Facebook’s research team has just released PyTorch-BigGraph (PBG), giving those wondering how to quickly process graph-structured data for machine learning purposes a leg-up…and pushing their TensorFlow competitor in the process.
PBG is an optimised system for graph embeddings, which can be used to create vector representations for graph-structured data, which is mostly easier to work with. Embeddings like this have shown to be useful for recommendation or prediction tasks for example.
Big-Graph is meant to work with exceptionally large and complex graphs spanning billions of nodes and trillions of edges, as is common in Facebook’s graph data for example, but can also be found in other web offerings with networking capabilities such as YouTube or Twitter.
A common problem in this area is scaling the available resources and especially the providing of memory needed to make the most of such amounts of data. PBG is able to partition graphs to train large embeddings on single machines or distributed environments without having to load everything into memory.
It can also make use of multi-threading and batched negative sampling which should increase the efficient use of memory as well and help with speed, which is a second bottleneck often encountered.

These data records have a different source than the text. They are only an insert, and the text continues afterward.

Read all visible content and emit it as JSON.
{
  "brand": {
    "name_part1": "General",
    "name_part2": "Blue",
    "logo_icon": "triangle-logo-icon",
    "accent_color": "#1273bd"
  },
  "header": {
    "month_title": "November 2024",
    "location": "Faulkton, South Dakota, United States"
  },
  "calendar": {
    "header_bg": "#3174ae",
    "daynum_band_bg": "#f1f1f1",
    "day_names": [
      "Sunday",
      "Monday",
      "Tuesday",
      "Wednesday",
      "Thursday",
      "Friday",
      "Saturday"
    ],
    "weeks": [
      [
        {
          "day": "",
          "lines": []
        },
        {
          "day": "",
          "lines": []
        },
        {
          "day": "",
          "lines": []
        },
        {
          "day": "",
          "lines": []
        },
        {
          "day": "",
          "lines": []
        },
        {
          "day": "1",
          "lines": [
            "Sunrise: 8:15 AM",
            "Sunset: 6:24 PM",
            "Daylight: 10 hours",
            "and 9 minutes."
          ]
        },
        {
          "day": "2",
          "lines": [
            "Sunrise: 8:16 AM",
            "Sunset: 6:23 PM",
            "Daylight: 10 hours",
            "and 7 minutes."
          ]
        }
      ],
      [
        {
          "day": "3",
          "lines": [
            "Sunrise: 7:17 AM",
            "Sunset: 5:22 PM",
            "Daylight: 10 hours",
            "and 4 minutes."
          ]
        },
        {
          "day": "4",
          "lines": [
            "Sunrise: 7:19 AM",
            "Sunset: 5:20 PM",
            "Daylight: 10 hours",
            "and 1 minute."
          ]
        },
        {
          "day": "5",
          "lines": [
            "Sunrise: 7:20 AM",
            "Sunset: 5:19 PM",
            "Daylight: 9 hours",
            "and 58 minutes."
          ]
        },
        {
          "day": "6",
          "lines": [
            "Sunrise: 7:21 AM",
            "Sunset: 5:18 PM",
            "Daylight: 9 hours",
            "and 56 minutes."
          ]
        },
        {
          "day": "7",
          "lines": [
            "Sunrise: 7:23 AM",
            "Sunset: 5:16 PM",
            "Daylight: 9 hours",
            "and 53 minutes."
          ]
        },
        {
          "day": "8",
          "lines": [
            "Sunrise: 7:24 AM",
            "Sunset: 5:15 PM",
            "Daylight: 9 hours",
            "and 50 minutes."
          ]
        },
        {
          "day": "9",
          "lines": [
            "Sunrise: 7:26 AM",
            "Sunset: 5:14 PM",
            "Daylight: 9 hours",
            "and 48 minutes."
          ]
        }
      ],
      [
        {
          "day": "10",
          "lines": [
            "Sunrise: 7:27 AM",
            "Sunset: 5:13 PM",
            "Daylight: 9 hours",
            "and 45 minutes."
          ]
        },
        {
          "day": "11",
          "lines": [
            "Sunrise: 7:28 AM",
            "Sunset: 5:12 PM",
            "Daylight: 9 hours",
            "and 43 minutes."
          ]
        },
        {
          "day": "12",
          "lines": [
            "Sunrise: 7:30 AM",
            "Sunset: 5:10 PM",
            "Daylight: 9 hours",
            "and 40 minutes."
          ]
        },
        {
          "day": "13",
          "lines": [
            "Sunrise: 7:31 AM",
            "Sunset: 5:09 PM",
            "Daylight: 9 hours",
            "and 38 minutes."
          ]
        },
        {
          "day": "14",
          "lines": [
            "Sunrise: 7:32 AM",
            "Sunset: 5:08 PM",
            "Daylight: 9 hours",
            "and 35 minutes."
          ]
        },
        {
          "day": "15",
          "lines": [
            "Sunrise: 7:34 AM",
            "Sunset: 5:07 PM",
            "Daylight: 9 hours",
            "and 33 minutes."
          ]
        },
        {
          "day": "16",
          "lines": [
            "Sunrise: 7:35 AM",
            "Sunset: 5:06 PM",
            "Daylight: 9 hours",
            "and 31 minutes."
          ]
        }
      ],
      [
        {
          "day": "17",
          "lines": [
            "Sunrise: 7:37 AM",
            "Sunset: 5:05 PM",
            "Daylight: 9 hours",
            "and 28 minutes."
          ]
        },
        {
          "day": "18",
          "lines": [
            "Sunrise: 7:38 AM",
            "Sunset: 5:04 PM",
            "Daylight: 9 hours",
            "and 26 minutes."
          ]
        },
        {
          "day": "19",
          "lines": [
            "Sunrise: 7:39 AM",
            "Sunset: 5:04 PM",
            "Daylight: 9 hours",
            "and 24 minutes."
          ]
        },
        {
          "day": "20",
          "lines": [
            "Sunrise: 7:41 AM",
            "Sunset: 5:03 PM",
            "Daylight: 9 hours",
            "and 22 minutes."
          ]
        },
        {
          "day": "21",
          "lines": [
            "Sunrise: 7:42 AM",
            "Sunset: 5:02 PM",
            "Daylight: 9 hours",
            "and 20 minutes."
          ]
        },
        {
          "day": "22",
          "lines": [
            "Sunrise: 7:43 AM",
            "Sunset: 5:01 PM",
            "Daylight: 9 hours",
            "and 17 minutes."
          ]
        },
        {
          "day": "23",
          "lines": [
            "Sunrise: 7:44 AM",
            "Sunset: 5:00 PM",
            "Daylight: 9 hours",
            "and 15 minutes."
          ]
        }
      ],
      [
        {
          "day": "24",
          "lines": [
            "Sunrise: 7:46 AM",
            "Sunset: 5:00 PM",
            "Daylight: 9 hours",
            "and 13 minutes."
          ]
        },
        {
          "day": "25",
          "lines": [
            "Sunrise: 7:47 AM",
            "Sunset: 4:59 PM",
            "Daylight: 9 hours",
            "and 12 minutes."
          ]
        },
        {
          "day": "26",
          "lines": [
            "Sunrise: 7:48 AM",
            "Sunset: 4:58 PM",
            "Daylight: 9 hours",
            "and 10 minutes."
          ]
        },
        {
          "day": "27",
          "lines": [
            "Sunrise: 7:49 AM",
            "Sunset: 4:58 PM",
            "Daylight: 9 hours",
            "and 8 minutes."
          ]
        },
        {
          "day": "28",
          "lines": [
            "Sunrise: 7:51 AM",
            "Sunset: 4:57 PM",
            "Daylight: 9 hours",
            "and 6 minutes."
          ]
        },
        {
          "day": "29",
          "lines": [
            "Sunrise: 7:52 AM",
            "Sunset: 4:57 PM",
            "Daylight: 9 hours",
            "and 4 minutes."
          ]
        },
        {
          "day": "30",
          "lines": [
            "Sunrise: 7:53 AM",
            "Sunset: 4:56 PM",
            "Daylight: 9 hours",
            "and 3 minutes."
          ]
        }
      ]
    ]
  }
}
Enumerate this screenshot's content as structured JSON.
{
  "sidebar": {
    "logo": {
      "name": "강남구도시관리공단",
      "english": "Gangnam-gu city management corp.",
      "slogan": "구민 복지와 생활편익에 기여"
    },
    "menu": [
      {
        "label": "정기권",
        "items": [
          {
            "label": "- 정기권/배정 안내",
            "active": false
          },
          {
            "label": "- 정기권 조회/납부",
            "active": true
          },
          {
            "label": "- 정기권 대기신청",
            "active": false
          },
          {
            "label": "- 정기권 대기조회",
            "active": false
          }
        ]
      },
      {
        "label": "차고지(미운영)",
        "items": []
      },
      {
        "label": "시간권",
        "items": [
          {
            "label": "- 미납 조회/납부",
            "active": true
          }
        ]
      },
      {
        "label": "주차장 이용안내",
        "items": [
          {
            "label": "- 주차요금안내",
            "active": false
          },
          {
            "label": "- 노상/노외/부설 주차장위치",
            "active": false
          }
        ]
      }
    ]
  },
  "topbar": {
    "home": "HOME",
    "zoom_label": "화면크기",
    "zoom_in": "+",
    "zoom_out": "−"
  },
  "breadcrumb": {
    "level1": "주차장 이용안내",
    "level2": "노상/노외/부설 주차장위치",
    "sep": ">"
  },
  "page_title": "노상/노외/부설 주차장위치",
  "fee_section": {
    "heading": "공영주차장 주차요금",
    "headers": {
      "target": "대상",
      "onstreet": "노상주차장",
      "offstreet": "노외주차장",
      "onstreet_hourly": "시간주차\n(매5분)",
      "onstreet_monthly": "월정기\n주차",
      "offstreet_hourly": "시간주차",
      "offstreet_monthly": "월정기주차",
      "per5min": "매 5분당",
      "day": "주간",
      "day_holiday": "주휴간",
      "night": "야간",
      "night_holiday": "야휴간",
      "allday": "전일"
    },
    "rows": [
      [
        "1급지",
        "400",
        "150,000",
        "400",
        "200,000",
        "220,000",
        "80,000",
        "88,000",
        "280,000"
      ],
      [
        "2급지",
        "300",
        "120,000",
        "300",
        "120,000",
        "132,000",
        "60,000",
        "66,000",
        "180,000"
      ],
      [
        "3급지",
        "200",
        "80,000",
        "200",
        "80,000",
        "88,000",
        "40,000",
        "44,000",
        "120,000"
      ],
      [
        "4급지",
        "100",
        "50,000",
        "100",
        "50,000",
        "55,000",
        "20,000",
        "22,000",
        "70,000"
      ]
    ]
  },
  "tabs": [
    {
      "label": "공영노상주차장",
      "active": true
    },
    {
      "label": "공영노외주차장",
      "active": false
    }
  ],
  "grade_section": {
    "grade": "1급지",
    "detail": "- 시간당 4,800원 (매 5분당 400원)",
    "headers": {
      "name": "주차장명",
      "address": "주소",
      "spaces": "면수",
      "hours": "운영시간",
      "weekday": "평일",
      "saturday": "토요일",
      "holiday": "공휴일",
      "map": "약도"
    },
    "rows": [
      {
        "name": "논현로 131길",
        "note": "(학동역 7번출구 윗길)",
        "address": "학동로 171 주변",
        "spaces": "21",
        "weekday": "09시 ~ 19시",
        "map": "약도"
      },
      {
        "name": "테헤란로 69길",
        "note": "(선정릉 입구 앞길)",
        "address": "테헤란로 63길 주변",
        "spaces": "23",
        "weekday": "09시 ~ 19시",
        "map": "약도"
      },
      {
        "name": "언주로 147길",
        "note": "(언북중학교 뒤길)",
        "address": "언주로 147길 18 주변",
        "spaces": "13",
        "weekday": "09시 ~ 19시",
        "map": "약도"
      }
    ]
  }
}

According to the team, the quality of the embeddings generated should be similar to other embedding systems, while needing less time in the training stage. Training consists of the ingestion of a list of edges, each of which is described by a source, a target, and a relationship – if available. The output comes in the form of feature vectors for all entities, with adjacent ones placed as close together as possible and pushing the unconnected ones away, which leads to a clustering of sorts.
PyTorch-BigGraph relies on Python and PyTorch, which is maintained by Facebook, as well as a few other libraries and is BSD licensed. To get started, the GitHub repository contains some example scripts and pretrained embeddings. Facebook’s AI team hopes the open sourcing of the system will get other companies to release larger graph data sets and therefore facilitate research in that area.
More information on the model used and the math behind the approach can be found in the associated paper (PDF), which was just introduced at the conference on Systems and Machine Learning SysML in Stanford, California.